While most grade school students can tell you that the first airplane was flown by Orville and Wilbur Wright in 1903, the origins of the parachute go back further — significantly further, depending on your criteria. The Shiji, composed by Chinese historian Sima Qian, describes how as a young man the legendary third-century BCE Emperor Shun jumped from the roof of a burning building, using bamboo hats as a makeshift parachute. Leonardo da Vinci famously sketched a design for a pyramid-shaped parachute made from linen around 1485. Approximately 130 years later, Venetian Bishop Fausto Veranzio unveiled his own design in his Machinae Novae, and allegedly even tested the contraption himself.
But the first modern parachutist is generally considered to be France's Louis-Sebastien Lenormand. Along with actually coining the term "parachute," Lenormand initially tested gravity by leaping from a tree with two umbrellas, before flinging himself from the Montpellier Observatory with a 14-foot parachute in December 1783. Fourteen years later, another Frenchman, André-Jacques Garnerin, delivered the first truly death-defying parachute exhibition when he plunged from a hydrogen balloon some 3,200 feet above Paris, and rode out the bumpy descent with his 23-foot silk net to a safe landing.
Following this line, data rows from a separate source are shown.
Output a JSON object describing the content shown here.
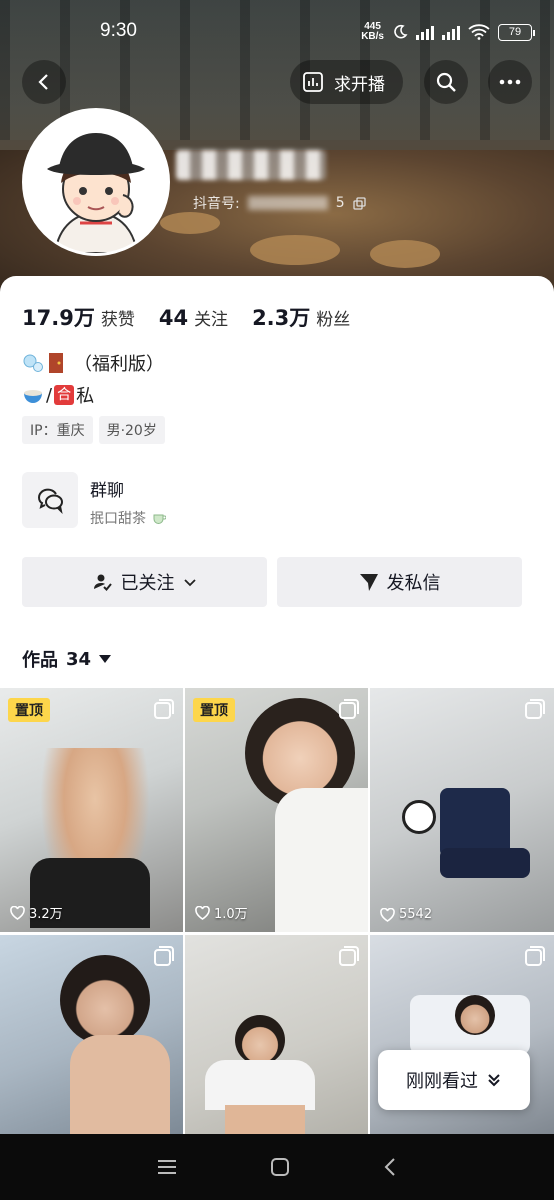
{
  "status_bar": {
    "time": "9:30",
    "net_speed": "445",
    "net_unit": "KB/s",
    "battery": "79"
  },
  "header": {
    "live_button_label": "求开播",
    "douyin_id_label": "抖音号:",
    "douyin_id_tail": "5"
  },
  "stats": [
    {
      "value": "17.9万",
      "label": "获赞"
    },
    {
      "value": "44",
      "label": "关注"
    },
    {
      "value": "2.3万",
      "label": "粉丝"
    }
  ],
  "bio": {
    "line1_text": "（福利版）",
    "line2_sep": "/",
    "line2_box": "合",
    "line2_text": "私"
  },
  "tags": [
    "IP：重庆",
    "男·20岁"
  ],
  "group_chat": {
    "title": "群聊",
    "desc": "抿口甜茶"
  },
  "actions": {
    "followed_label": "已关注",
    "message_label": "发私信"
  },
  "works_tab": {
    "label": "作品",
    "count": "34"
  },
  "works": [
    {
      "pinned": "置顶",
      "likes": "3.2万"
    },
    {
      "pinned": "置顶",
      "likes": "1.0万"
    },
    {
      "pinned": "",
      "likes": "5542"
    },
    {
      "pinned": "",
      "likes": ""
    },
    {
      "pinned": "",
      "likes": ""
    },
    {
      "pinned": "",
      "likes": ""
    }
  ],
  "recent_button": {
    "label": "刚刚看过"
  },
  "colors": {
    "pin_yellow": "#fdd64b",
    "panel_bg": "#ffffff",
    "button_bg": "#efeff2",
    "text_primary": "#161823"
  }
}
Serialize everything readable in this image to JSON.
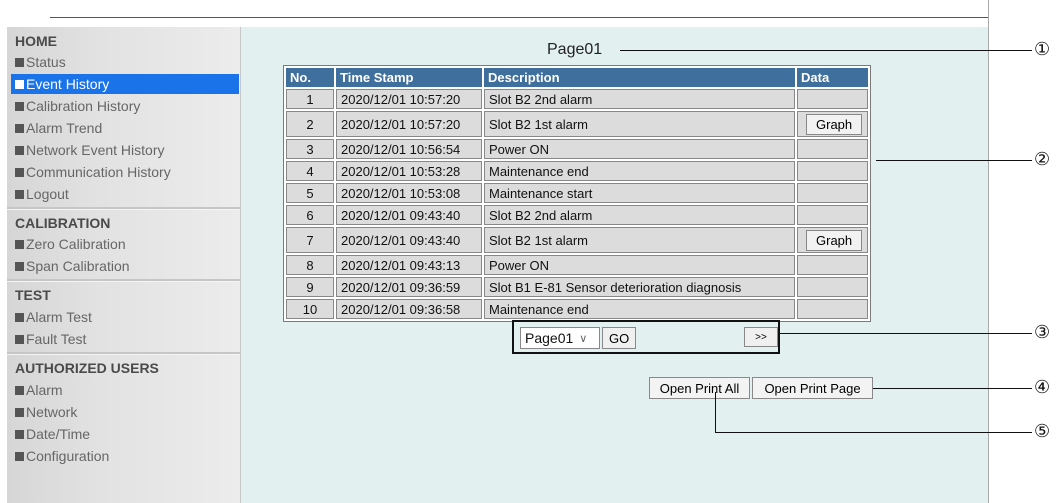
{
  "sidebar": {
    "sections": [
      {
        "title": "HOME",
        "items": [
          "Status",
          "Event History",
          "Calibration History",
          "Alarm Trend",
          "Network Event History",
          "Communication History",
          "Logout"
        ]
      },
      {
        "title": "CALIBRATION",
        "items": [
          "Zero Calibration",
          "Span Calibration"
        ]
      },
      {
        "title": "TEST",
        "items": [
          "Alarm Test",
          "Fault Test"
        ]
      },
      {
        "title": "AUTHORIZED USERS",
        "items": [
          "Alarm",
          "Network",
          "Date/Time",
          "Configuration"
        ]
      }
    ],
    "active_item": "Event History"
  },
  "main": {
    "page_title": "Page01",
    "table": {
      "headers": [
        "No.",
        "Time Stamp",
        "Description",
        "Data"
      ],
      "rows": [
        {
          "no": "1",
          "time": "2020/12/01 10:57:20",
          "desc": "Slot B2 2nd alarm",
          "data": ""
        },
        {
          "no": "2",
          "time": "2020/12/01 10:57:20",
          "desc": "Slot B2 1st alarm",
          "data": "Graph"
        },
        {
          "no": "3",
          "time": "2020/12/01 10:56:54",
          "desc": "Power ON",
          "data": ""
        },
        {
          "no": "4",
          "time": "2020/12/01 10:53:28",
          "desc": "Maintenance end",
          "data": ""
        },
        {
          "no": "5",
          "time": "2020/12/01 10:53:08",
          "desc": "Maintenance start",
          "data": ""
        },
        {
          "no": "6",
          "time": "2020/12/01 09:43:40",
          "desc": "Slot B2 2nd alarm",
          "data": ""
        },
        {
          "no": "7",
          "time": "2020/12/01 09:43:40",
          "desc": "Slot B2 1st alarm",
          "data": "Graph"
        },
        {
          "no": "8",
          "time": "2020/12/01 09:43:13",
          "desc": "Power ON",
          "data": ""
        },
        {
          "no": "9",
          "time": "2020/12/01 09:36:59",
          "desc": "Slot B1 E-81 Sensor deterioration diagnosis",
          "data": ""
        },
        {
          "no": "10",
          "time": "2020/12/01 09:36:58",
          "desc": "Maintenance end",
          "data": ""
        }
      ]
    },
    "pager": {
      "selected_page": "Page01",
      "go_label": "GO",
      "next_label": ">>"
    },
    "print": {
      "all_label": "Open Print All",
      "page_label": "Open Print Page"
    }
  },
  "callouts": [
    "①",
    "②",
    "③",
    "④",
    "⑤"
  ],
  "colors": {
    "active_nav": "#1a73e8",
    "table_header": "#3f6f9c",
    "main_bg": "#e2f0f0"
  }
}
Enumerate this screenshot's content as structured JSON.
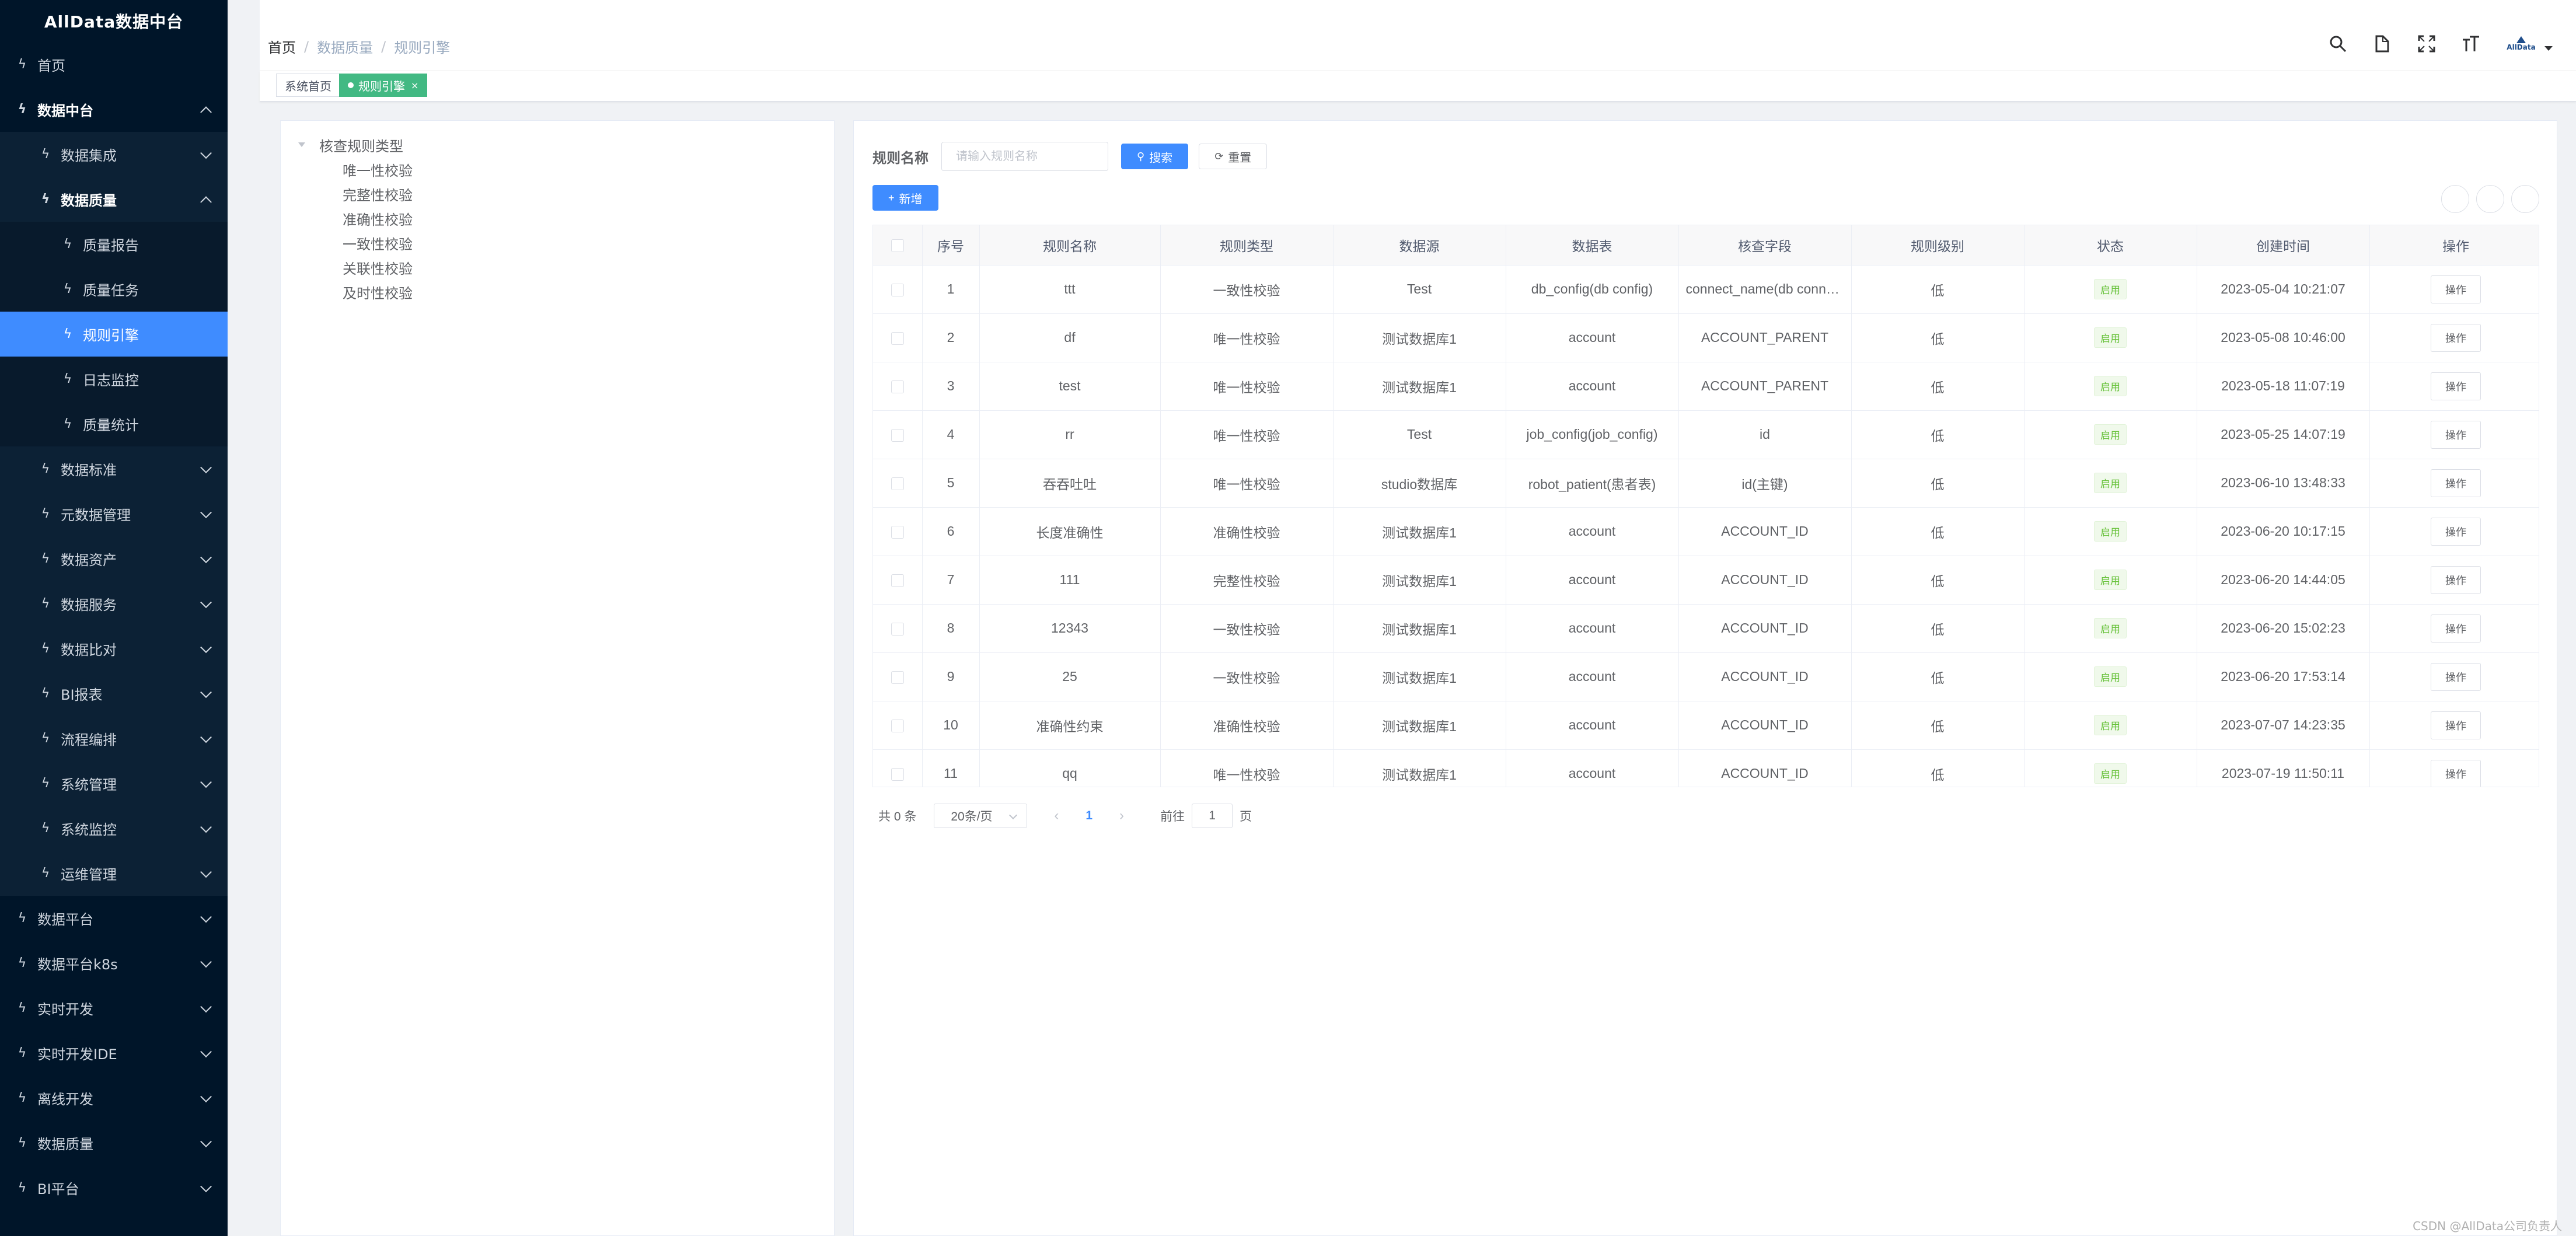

Following the rise of competitive parachuting in the 1930s, an activity that was once strictly the province of airborne military divisions and a few daredevils achieved a level of participation that required judges to settle international bragging rights. Teams from five nations squared off in the first world championships in Yugoslavia in 1951, and by the time the competition made it to the United States in 1962, there were 22 nations represented in a sport that was becoming better known as skydiving. Now sanctioned by Fédération Aéronautique Internationale (FAI), the world championships continue to evolve in the spirit of the competitors who continually push the boundaries of what can be achieved while hurtling through the Earth’s atmosphere. At the 2022 championships in Arizona, skydivers competed in events to determine the best group formations, artistic styles, and, of course, the fastest speeds.